Cloud Nine : le retour, ou la preuve que Harrison n’était pas fini

Quand Cloud Nine arrive en 1987, il a la force des retours qui ne sont pas seulement des retours commerciaux, mais des retours intérieurs. Harrison retrouve une production plus cohérente, une énergie plus vive, une envie plus claire. Il ne s’agit pas d’un simple coup marketing. On entend un homme qui a retrouvé le goût de jouer, de chanter, de construire des chansons qui tiennent debout avec évidence.

Ce disque, dans la mémoire collective, a aussi servi à reconfigurer le récit : il a fait de Gone Troppo une sorte de “creux” avant la remontée. Et cela contribue à la sévérité avec laquelle on juge l’album de 1982. Pourtant, la beauté de Cloud Nine n’efface pas la complexité de ce qui précède. Elle la met en relief.

Ce qui est frappant, c’est que Harrison n’a pas “gagné” contre les années 1980 en devenant un autre. Il les a traversées en redevenant lui-même, mais avec de nouveaux alliés, une nouvelle méthode, un nouvel environnement. Il a trouvé un cadre qui servait ses chansons au lieu de les contraindre.

Baby Don’t Run Away : le moment où l’on entend l’homme derrière la légende

Au fond, la question “est-ce le pire titre de George Harrison ?” est moins intéressante que celle-ci : que nous apprend ce morceau sur Harrison ? Et la réponse est riche.

Il nous apprend d’abord que Harrison, malgré son image de “Quiet Beatle”, a toujours eu une oreille critique impitoyable. Quand il dit qu’une production n’est pas bonne, il ne parle pas comme un fan frustré, il parle comme un homme qui sait exactement ce qu’il voulait. Il nous apprend ensuite que l’écriture, chez lui, peut survivre à des choix de son discutables : la mélodie reste, même quand l’habillage la dessert. Il nous apprend enfin que l’artiste n’est pas une machine à inspiration constante, mais un être humain traversé par des cycles, des désirs, des lassitudes.

Dans une discographie, les morceaux “imparfaits” ont parfois une valeur plus intime que les chefs-d’œuvre, parce qu’ils laissent voir les coutures. On voit le doute. On voit l’hésitation. On voit la distance entre ce que l’artiste entend et ce que le disque restitue. Baby Don’t Run Away est de cette famille : une chanson qui n’est pas à la hauteur de son potentiel, et qui, justement pour cela, raconte quelque chose de vrai.

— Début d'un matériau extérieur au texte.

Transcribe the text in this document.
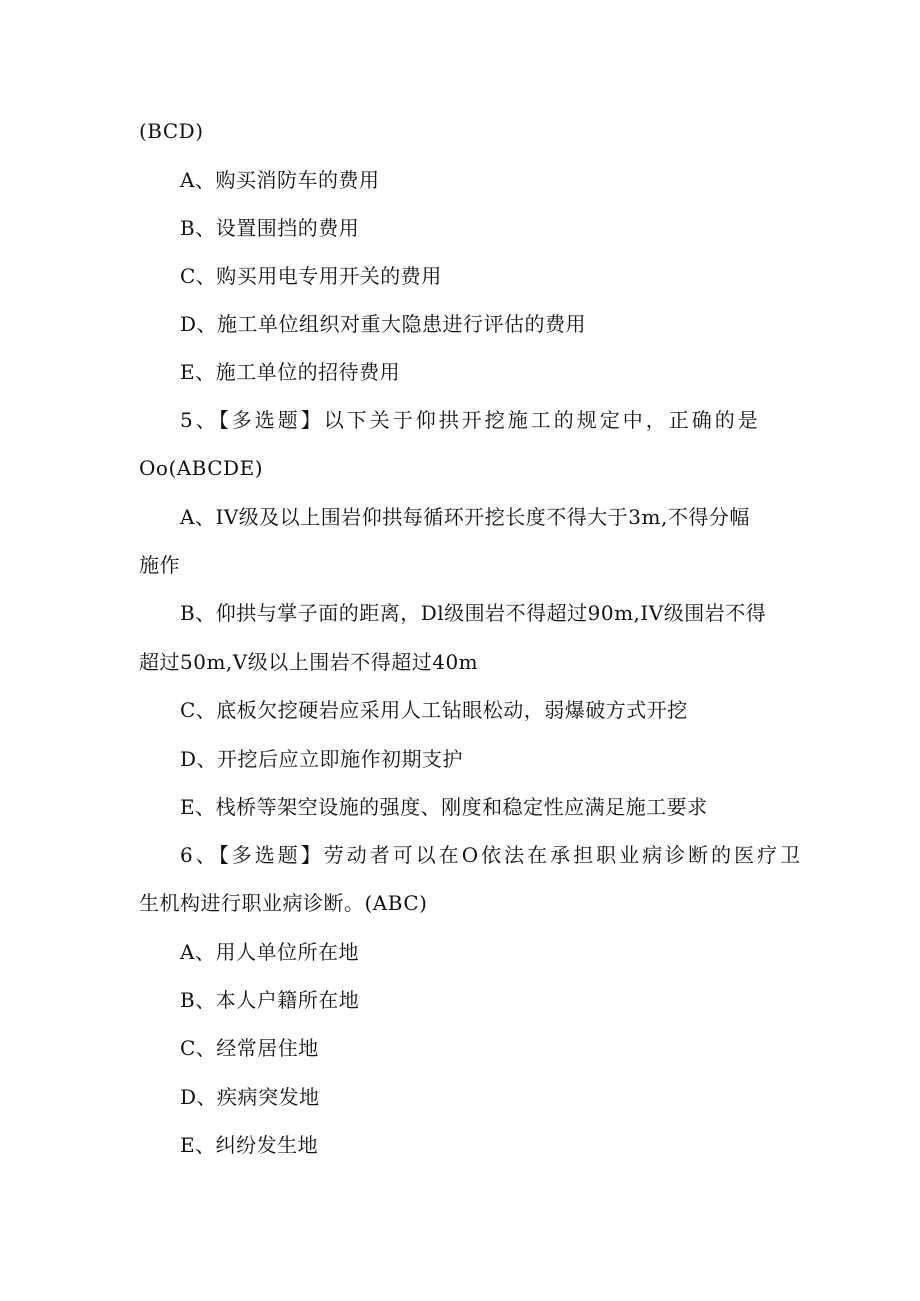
(BCD)
A、购买消防车的费用
B、设置围挡的费用
C、购买用电专用开关的费用
D、施工单位组织对重大隐患进行评估的费用
E、施工单位的招待费用
5、【多选题】以下关于仰拱开挖施工的规定中，正确的是
Oo(ABCDE)
A、IV级及以上围岩仰拱每循环开挖长度不得大于3m,不得分幅
施作
B、仰拱与掌子面的距离，Dl级围岩不得超过90m,IV级围岩不得
超过50m,V级以上围岩不得超过40m
C、底板欠挖硬岩应采用人工钻眼松动，弱爆破方式开挖
D、开挖后应立即施作初期支护
E、栈桥等架空设施的强度、刚度和稳定性应满足施工要求
6、【多选题】劳动者可以在O依法在承担职业病诊断的医疗卫
生机构进行职业病诊断。(ABC)
A、用人单位所在地
B、本人户籍所在地
C、经常居住地
D、疾病突发地
E、纠纷发生地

Le verdict : ni pire, ni meilleure, mais révélatrice

Alors, faut-il la considérer comme le pire titre de Harrison ? Ce serait réduire l’écoute à une hiérarchie simpliste. Baby Don’t Run Away n’est pas un sommet. Mais elle n’est pas non plus une imposture. Elle est une curiosité, un moment de malaise esthétique, un exemple de ce qui arrive quand un artiste en retrait laisse l’époque s’installer trop fort dans ses chansons.

Elle symbolise surtout un instant précis : celui où Harrison, fatigué du business musical, décide de lever le pied. Non pas par dégoût de la musique, mais par dégoût de ce que la musique exige de lui dans ce moment-là. Il se met à distance. Il respire. Il vit autrement. Et la musique, pendant un temps, devient moins centrale.

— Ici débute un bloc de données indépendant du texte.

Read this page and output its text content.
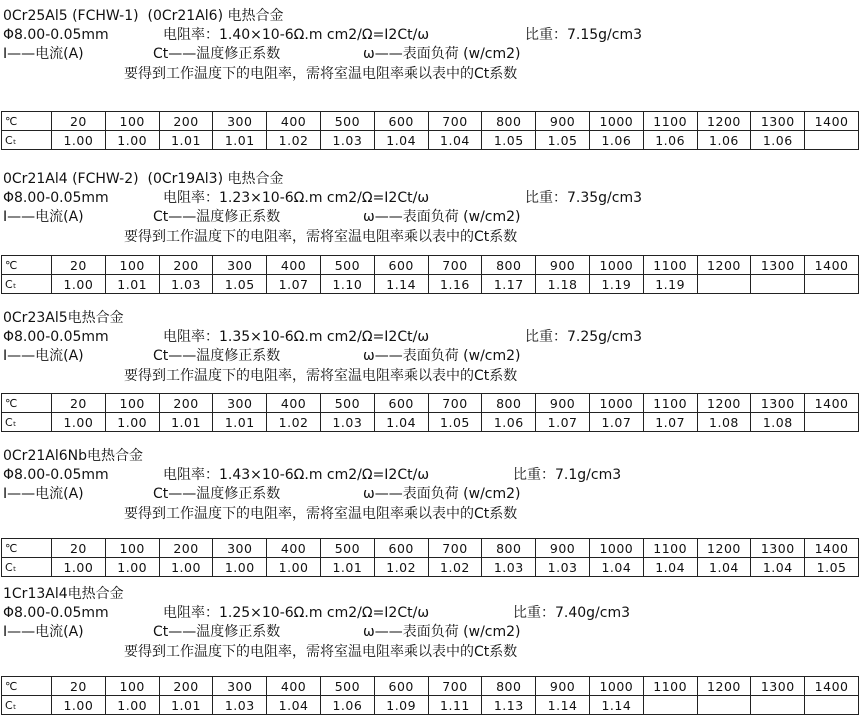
0Cr25Al5 (FCHW-1)  (0Cr21Al6) 电热合金
Φ8.00-0.05mm	电阻率：1.40×10-6Ω.m cm2/Ω=I2Ct/ω	比重：7.15g/cm3
I——电流(A)	Ct——温度修正系数	ω——表面负荷 (w/cm2)
要得到工作温度下的电阻率，需将室温电阻率乘以表中的Ct系数
℃	20	100	200	300	400	500	600	700	800	900	1000	1100	1200	1300	1400
Cₜ	1.00	1.00	1.01	1.01	1.02	1.03	1.04	1.04	1.05	1.05	1.06	1.06	1.06	1.06	
0Cr21Al4 (FCHW-2)  (0Cr19Al3) 电热合金
Φ8.00-0.05mm	电阻率：1.23×10-6Ω.m cm2/Ω=I2Ct/ω	比重：7.35g/cm3
I——电流(A)	Ct——温度修正系数	ω——表面负荷 (w/cm2)
要得到工作温度下的电阻率，需将室温电阻率乘以表中的Ct系数
℃	20	100	200	300	400	500	600	700	800	900	1000	1100	1200	1300	1400
Cₜ	1.00	1.01	1.03	1.05	1.07	1.10	1.14	1.16	1.17	1.18	1.19	1.19			
0Cr23Al5电热合金
Φ8.00-0.05mm	电阻率：1.35×10-6Ω.m cm2/Ω=I2Ct/ω	比重：7.25g/cm3
I——电流(A)	Ct——温度修正系数	ω——表面负荷 (w/cm2)
要得到工作温度下的电阻率，需将室温电阻率乘以表中的Ct系数
℃	20	100	200	300	400	500	600	700	800	900	1000	1100	1200	1300	1400
Cₜ	1.00	1.00	1.01	1.01	1.02	1.03	1.04	1.05	1.06	1.07	1.07	1.07	1.08	1.08	
0Cr21Al6Nb电热合金
Φ8.00-0.05mm	电阻率：1.43×10-6Ω.m cm2/Ω=I2Ct/ω	比重：7.1g/cm3
I——电流(A)	Ct——温度修正系数	ω——表面负荷 (w/cm2)
要得到工作温度下的电阻率，需将室温电阻率乘以表中的Ct系数
℃	20	100	200	300	400	500	600	700	800	900	1000	1100	1200	1300	1400
Cₜ	1.00	1.00	1.00	1.00	1.00	1.01	1.02	1.02	1.03	1.03	1.04	1.04	1.04	1.04	1.05
1Cr13Al4电热合金
Φ8.00-0.05mm	电阻率：1.25×10-6Ω.m cm2/Ω=I2Ct/ω	比重：7.40g/cm3
I——电流(A)	Ct——温度修正系数	ω——表面负荷 (w/cm2)
要得到工作温度下的电阻率，需将室温电阻率乘以表中的Ct系数
℃	20	100	200	300	400	500	600	700	800	900	1000	1100	1200	1300	1400
Cₜ	1.00	1.00	1.01	1.03	1.04	1.06	1.09	1.11	1.13	1.14	1.14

C’est exactement ce qui rend son retour plus beau. Parce qu’il ne revient pas comme un homme obligé de prouver. Il revient comme un homme qui a retrouvé l’envie.

Et si l’on doit retenir quelque chose de Gone Troppo et de Baby Don’t Run Away, ce n’est pas la tentation du procès. C’est la leçon plus vaste, plus humaine, plus rock aussi : même les plus grands, même ceux qui ont écrit l’histoire, peuvent traverser des moments où l’étincelle vacille. La différence, c’est qu’ils savent, parfois, rallumer la lumière. George Harrison l’a fait. Et dans les interstices de ses faux pas, on entend encore la signature d’un musicien unique, un artisan qui, même quand il se trompe, laisse derrière lui une trace reconnaissable entre mille : cette manière de transformer une mélodie en confession retenue, et une guitare en voix intérieure.